Jeffrey Thelen suffered from severe depression and other mental health problems. He underwent over 90 ECT treatments using a Thymatron IV ECT device manufactured and sold by Somatics, LLC, and experienced neurological injury, including memory loss and brain damage. Thelen sued Somatics, LLC, alleging strict liability failure to warn. A jury determined that the defendant had failed to provide adequate warnings or instructions but that this was not the proximate cause of Thelen’s damages.

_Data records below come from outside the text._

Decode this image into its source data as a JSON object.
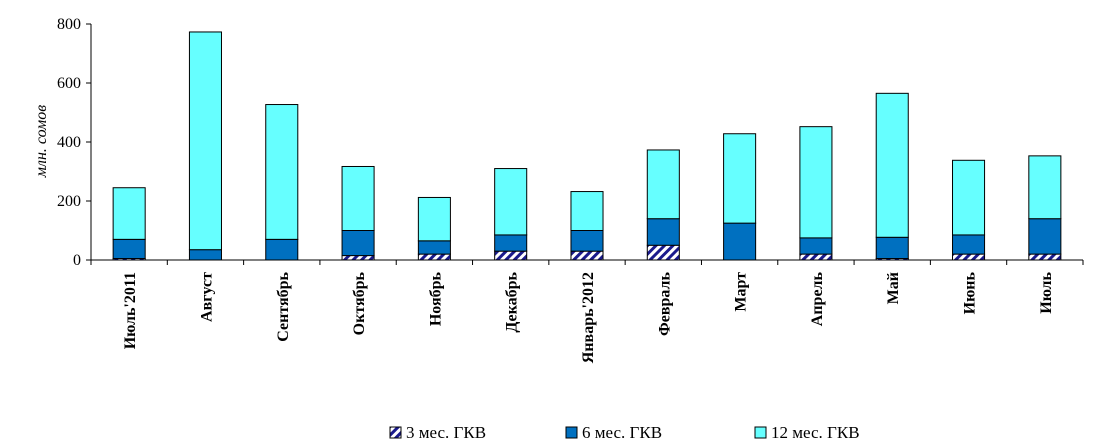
{
  "chart_data": {
    "type": "bar",
    "stacked": true,
    "ylabel": "млн. сомов",
    "ylim": [
      0,
      800
    ],
    "yticks": [
      0,
      200,
      400,
      600,
      800
    ],
    "grid": false,
    "legend_position": "bottom",
    "categories": [
      "Июль'2011",
      "Август",
      "Сентябрь",
      "Октябрь",
      "Ноябрь",
      "Декабрь",
      "Январь'2012",
      "Февраль",
      "Март",
      "Апрель",
      "Май",
      "Июнь",
      "Июль"
    ],
    "series": [
      {
        "name": "3 мес. ГКВ",
        "color": "#1a1a8c",
        "pattern": "diagonal-hatch",
        "values": [
          5,
          0,
          0,
          15,
          20,
          30,
          30,
          50,
          0,
          20,
          5,
          20,
          20
        ]
      },
      {
        "name": "6 мес. ГКВ",
        "color": "#0070c0",
        "values": [
          65,
          35,
          70,
          85,
          45,
          55,
          70,
          90,
          125,
          55,
          72,
          65,
          120
        ]
      },
      {
        "name": "12 мес. ГКВ",
        "color": "#66ffff",
        "values": [
          175,
          738,
          457,
          217,
          147,
          225,
          132,
          233,
          303,
          377,
          488,
          253,
          213
        ]
      }
    ]
  }
}
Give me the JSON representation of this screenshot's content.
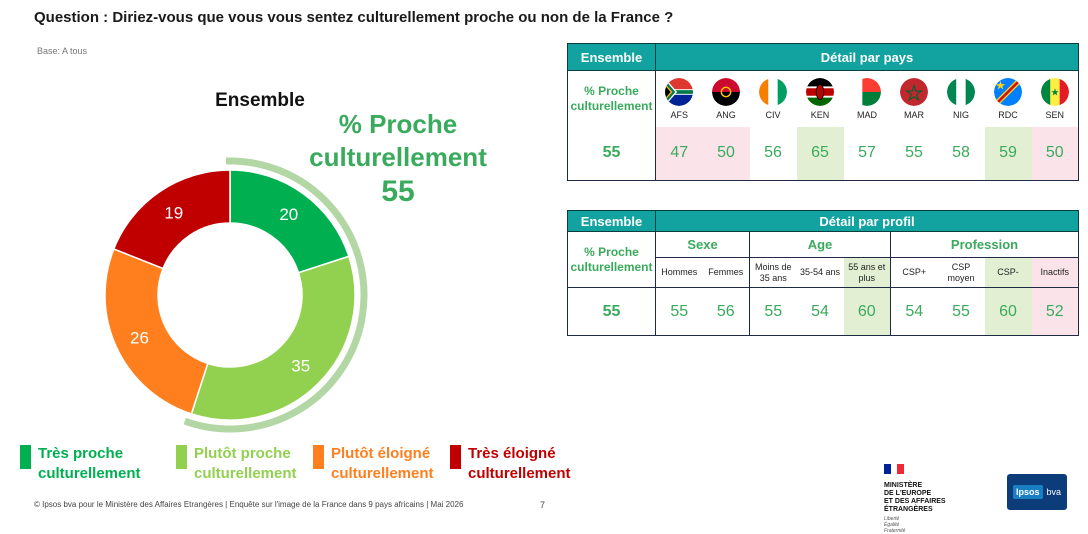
{
  "question": "Question : Diriez-vous que vous vous sentez culturellement proche ou non de la France ?",
  "base": "Base: A tous",
  "chart_data": {
    "type": "pie",
    "donut": true,
    "title": "Ensemble",
    "categories": [
      "Très proche culturellement",
      "Plutôt proche culturellement",
      "Plutôt éloigné culturellement",
      "Très éloigné culturellement"
    ],
    "values": [
      20,
      35,
      26,
      19
    ],
    "colors": [
      "#00b050",
      "#92d050",
      "#ff7f1e",
      "#c00000"
    ],
    "highlight_label": "% Proche culturellement",
    "highlight_value": "55"
  },
  "highlight": {
    "label": "% Proche culturellement",
    "value": "55"
  },
  "legend": [
    {
      "line1": "Très proche",
      "line2": "culturellement",
      "color": "#00b050"
    },
    {
      "line1": "Plutôt proche",
      "line2": "culturellement",
      "color": "#92d050"
    },
    {
      "line1": "Plutôt éloigné",
      "line2": "culturellement",
      "color": "#ff7f1e"
    },
    {
      "line1": "Très éloigné",
      "line2": "culturellement",
      "color": "#c00000"
    }
  ],
  "table_pays": {
    "ensemble_header": "Ensemble",
    "detail_header": "Détail par pays",
    "row_label_1": "% Proche",
    "row_label_2": "culturellement",
    "ensemble_value": "55",
    "countries": [
      {
        "code": "AFS",
        "value": "47",
        "bg": "pink",
        "flag": "south-africa-flag-icon"
      },
      {
        "code": "ANG",
        "value": "50",
        "bg": "pink",
        "flag": "angola-flag-icon"
      },
      {
        "code": "CIV",
        "value": "56",
        "bg": "none",
        "flag": "cote-divoire-flag-icon"
      },
      {
        "code": "KEN",
        "value": "65",
        "bg": "green",
        "flag": "kenya-flag-icon"
      },
      {
        "code": "MAD",
        "value": "57",
        "bg": "none",
        "flag": "madagascar-flag-icon"
      },
      {
        "code": "MAR",
        "value": "55",
        "bg": "none",
        "flag": "morocco-flag-icon"
      },
      {
        "code": "NIG",
        "value": "58",
        "bg": "none",
        "flag": "nigeria-flag-icon"
      },
      {
        "code": "RDC",
        "value": "59",
        "bg": "green",
        "flag": "drc-flag-icon"
      },
      {
        "code": "SEN",
        "value": "50",
        "bg": "pink",
        "flag": "senegal-flag-icon"
      }
    ]
  },
  "table_profil": {
    "ensemble_header": "Ensemble",
    "detail_header": "Détail par profil",
    "row_label_1": "% Proche",
    "row_label_2": "culturellement",
    "ensemble_value": "55",
    "groups": {
      "sexe": "Sexe",
      "age": "Age",
      "profession": "Profession"
    },
    "cols": [
      {
        "l1": "Hommes",
        "l2": "",
        "value": "55",
        "bg": "none"
      },
      {
        "l1": "Femmes",
        "l2": "",
        "value": "56",
        "bg": "none"
      },
      {
        "l1": "Moins de",
        "l2": "35 ans",
        "value": "55",
        "bg": "none"
      },
      {
        "l1": "35-54 ans",
        "l2": "",
        "value": "54",
        "bg": "none"
      },
      {
        "l1": "55 ans et",
        "l2": "plus",
        "value": "60",
        "bg": "green"
      },
      {
        "l1": "CSP+",
        "l2": "",
        "value": "54",
        "bg": "none"
      },
      {
        "l1": "CSP",
        "l2": "moyen",
        "value": "55",
        "bg": "none"
      },
      {
        "l1": "CSP-",
        "l2": "",
        "value": "60",
        "bg": "green"
      },
      {
        "l1": "Inactifs",
        "l2": "",
        "value": "52",
        "bg": "pink"
      }
    ]
  },
  "footer": "© Ipsos bva pour le Ministère des Affaires Etrangères | Enquête sur l'image de la France dans 9 pays africains | Mai 2026",
  "page_number": "7",
  "ministry": {
    "lines": [
      "MINISTÈRE",
      "DE L'EUROPE",
      "ET DES AFFAIRES",
      "ÉTRANGÈRES"
    ],
    "motto": [
      "Liberté",
      "Égalité",
      "Fraternité"
    ]
  },
  "ipsos": {
    "brand": "Ipsos",
    "suffix": "bva"
  }
}
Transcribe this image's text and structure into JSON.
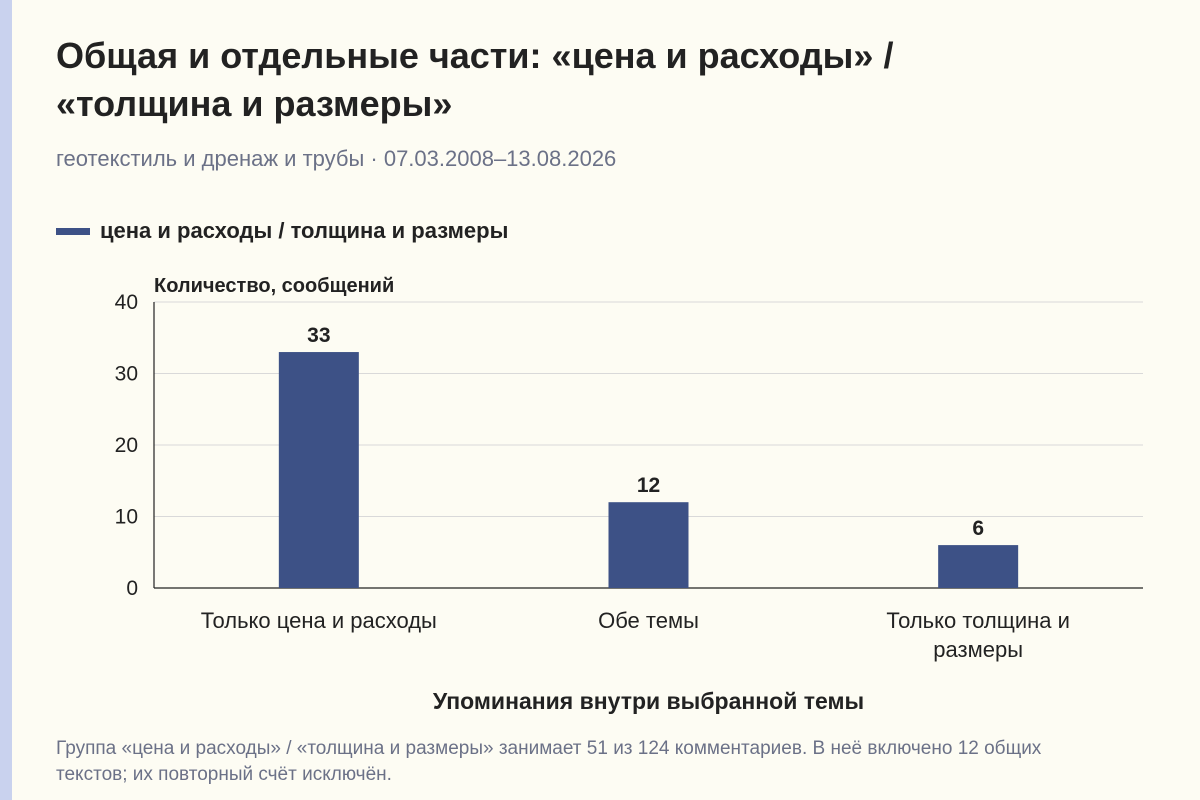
{
  "header": {
    "title_line1": "Общая и отдельные части: «цена и расходы» /",
    "title_line2": "«толщина и размеры»",
    "subtitle": "геотекстиль и дренаж и трубы · 07.03.2008–13.08.2026"
  },
  "legend": {
    "label": "цена и расходы / толщина и размеры"
  },
  "footnote": "Группа «цена и расходы» / «толщина и размеры» занимает 51 из 124 комментариев. В неё включено 12 общих текстов; их повторный счёт исключён.",
  "colors": {
    "bar": "#3d5186",
    "accent": "#c9d2ee",
    "grid": "#d9d9d9"
  },
  "chart_data": {
    "type": "bar",
    "title": "Общая и отдельные части: «цена и расходы» / «толщина и размеры»",
    "subtitle": "геотекстиль и дренаж и трубы · 07.03.2008–13.08.2026",
    "categories": [
      [
        "Только цена и расходы"
      ],
      [
        "Обе темы"
      ],
      [
        "Только толщина и",
        "размеры"
      ]
    ],
    "series": [
      {
        "name": "цена и расходы / толщина и размеры",
        "values": [
          33,
          12,
          6
        ]
      }
    ],
    "data_labels": [
      "33",
      "12",
      "6"
    ],
    "ylabel": "Количество, сообщений",
    "xlabel": "Упоминания внутри выбранной темы",
    "ylim": [
      0,
      40
    ],
    "yticks": [
      0,
      10,
      20,
      30,
      40
    ],
    "grid": true,
    "legend_position": "top-left"
  }
}
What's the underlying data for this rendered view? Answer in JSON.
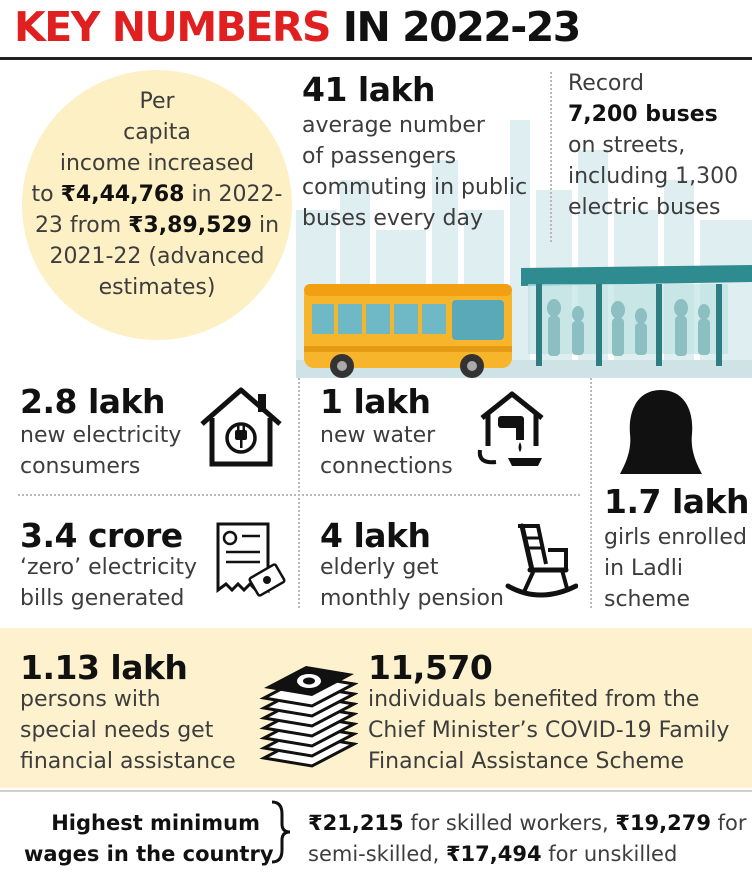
{
  "header": {
    "title_red": "KEY NUMBERS",
    "title_black": "IN 2022-23",
    "accent_color": "#e02020"
  },
  "income": {
    "line1": "Per",
    "line2": "capita",
    "line3": "income increased",
    "line4_pre": "to ",
    "line4_bold": "₹4,44,768",
    "line4_post": " in 2022-",
    "line5_pre": "23 from ",
    "line5_bold": "₹3,89,529",
    "line5_post": " in",
    "line6": "2021-22 (advanced",
    "line7": "estimates)"
  },
  "passengers": {
    "number": "41 lakh",
    "line1": "average number",
    "line2": "of passengers",
    "line3": "commuting in public",
    "line4": "buses every day"
  },
  "buses": {
    "line1": "Record",
    "line2_bold": "7,200 buses",
    "line3": "on streets,",
    "line4": "including 1,300",
    "line5": "electric buses"
  },
  "electricity": {
    "number": "2.8 lakh",
    "line1": "new electricity",
    "line2": "consumers",
    "icon": "house-plug-icon"
  },
  "water": {
    "number": "1 lakh",
    "line1": "new water",
    "line2": "connections",
    "icon": "water-tap-icon"
  },
  "girls": {
    "number": "1.7 lakh",
    "line1": "girls enrolled",
    "line2": "in Ladli",
    "line3": "scheme",
    "icon": "girl-silhouette-icon"
  },
  "zero_bills": {
    "number": "3.4 crore",
    "line1": "‘zero’ electricity",
    "line2": "bills generated",
    "icon": "bill-icon"
  },
  "pension": {
    "number": "4 lakh",
    "line1": "elderly get",
    "line2": "monthly pension",
    "icon": "rocking-chair-icon"
  },
  "special_needs": {
    "number": "1.13 lakh",
    "line1": "persons with",
    "line2": "special needs get",
    "line3": "financial assistance",
    "icon": "money-stack-icon"
  },
  "covid": {
    "number": "11,570",
    "line1": "individuals benefited from the",
    "line2": "Chief Minister’s COVID-19 Family",
    "line3": "Financial Assistance Scheme"
  },
  "wages": {
    "label1": "Highest minimum",
    "label2": "wages in the country",
    "line1_a": "₹21,215",
    "line1_b": " for skilled workers, ",
    "line1_c": "₹19,279",
    "line1_d": " for",
    "line2_a": "semi-skilled, ",
    "line2_b": "₹17,494",
    "line2_c": " for unskilled"
  }
}
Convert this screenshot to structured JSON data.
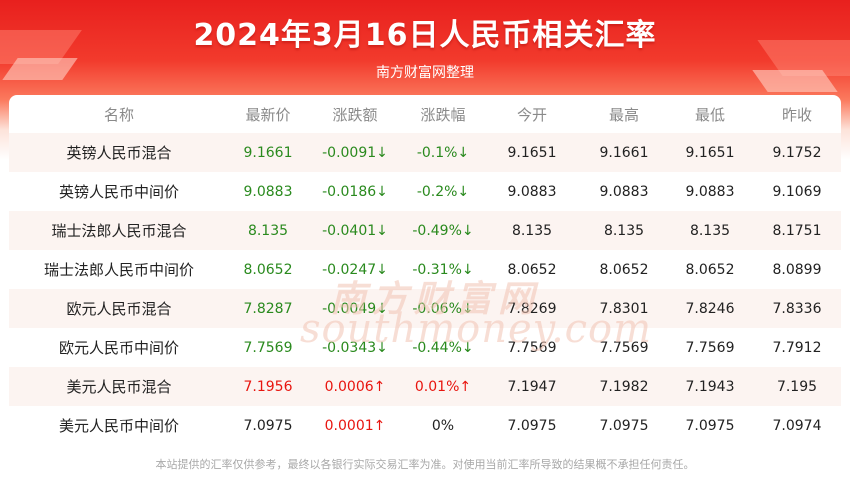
{
  "header": {
    "title": "2024年3月16日人民币相关汇率",
    "subtitle": "南方财富网整理"
  },
  "table": {
    "columns": [
      "名称",
      "最新价",
      "涨跌额",
      "涨跌幅",
      "今开",
      "最高",
      "最低",
      "昨收"
    ],
    "rows": [
      {
        "name": "英镑人民币混合",
        "latest": "9.1661",
        "change": "-0.0091↓",
        "pct": "-0.1%↓",
        "open": "9.1651",
        "high": "9.1661",
        "low": "9.1651",
        "prev": "9.1752",
        "trend": "down"
      },
      {
        "name": "英镑人民币中间价",
        "latest": "9.0883",
        "change": "-0.0186↓",
        "pct": "-0.2%↓",
        "open": "9.0883",
        "high": "9.0883",
        "low": "9.0883",
        "prev": "9.1069",
        "trend": "down"
      },
      {
        "name": "瑞士法郎人民币混合",
        "latest": "8.135",
        "change": "-0.0401↓",
        "pct": "-0.49%↓",
        "open": "8.135",
        "high": "8.135",
        "low": "8.135",
        "prev": "8.1751",
        "trend": "down"
      },
      {
        "name": "瑞士法郎人民币中间价",
        "latest": "8.0652",
        "change": "-0.0247↓",
        "pct": "-0.31%↓",
        "open": "8.0652",
        "high": "8.0652",
        "low": "8.0652",
        "prev": "8.0899",
        "trend": "down"
      },
      {
        "name": "欧元人民币混合",
        "latest": "7.8287",
        "change": "-0.0049↓",
        "pct": "-0.06%↓",
        "open": "7.8269",
        "high": "7.8301",
        "low": "7.8246",
        "prev": "7.8336",
        "trend": "down"
      },
      {
        "name": "欧元人民币中间价",
        "latest": "7.7569",
        "change": "-0.0343↓",
        "pct": "-0.44%↓",
        "open": "7.7569",
        "high": "7.7569",
        "low": "7.7569",
        "prev": "7.7912",
        "trend": "down"
      },
      {
        "name": "美元人民币混合",
        "latest": "7.1956",
        "change": "0.0006↑",
        "pct": "0.01%↑",
        "open": "7.1947",
        "high": "7.1982",
        "low": "7.1943",
        "prev": "7.195",
        "trend": "up"
      },
      {
        "name": "美元人民币中间价",
        "latest": "7.0975",
        "change": "0.0001↑",
        "pct": "0%",
        "open": "7.0975",
        "high": "7.0975",
        "low": "7.0975",
        "prev": "7.0974",
        "trend": "mixed"
      }
    ]
  },
  "watermark": {
    "cn": "南方财富网",
    "en": "southmoney.com"
  },
  "footer": {
    "disclaimer": "本站提供的汇率仅供参考，最终以各银行实际交易汇率为准。对使用当前汇率所导致的结果概不承担任何责任。"
  },
  "colors": {
    "banner_red": "#e8201e",
    "down_green": "#2a8a1e",
    "up_red": "#e8150f",
    "stripe": "#fcf4f1"
  }
}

Thelen subsequently moved for a new trial or to alter or amend the judgment, arguing that the court had erred regarding its instructions to the jury on causation.
Affirming, the court considered whether the trial court had erred by instructing the jury that to prove the defendant’s failure to warn the plaintiff’s physician was a proximate cause of injury, the plaintiff must prove that a different warning would have altered the physician’s conduct. This causation requirement flows from the learned intermediary doctrine, under which the defendant’s duty to warn of the Thymatron’s risks ran to the plaintiff’s physicians, not to the plaintiff directly. The court noted that Nebraska’s federal courts have applied this principle as part of Nebraska law and that the plaintiff cites no contrary Nebraska authority. The court also found that the plaintiff did not propose an alternative instruction to explain to the jury how the learned intermediary doctrine informs the causation inquiry. A lay jury could not be expected to understand this on its own, the court said, adding that had counsel been left to argue under a generic causation instruction, the jury would have been faced with conflicting arguments on the parameters of the plaintiff’s burden.
Consequently, the court concluded that the jury’s finding that the plaintiff had failed to establish causation was supported by the evidence, and there was no basis for a new trial on this ground.
Citation: Thelen v. Somatics, LLC, 2023 WL 7323139 (M.D. Fla. Nov. 7, 2023).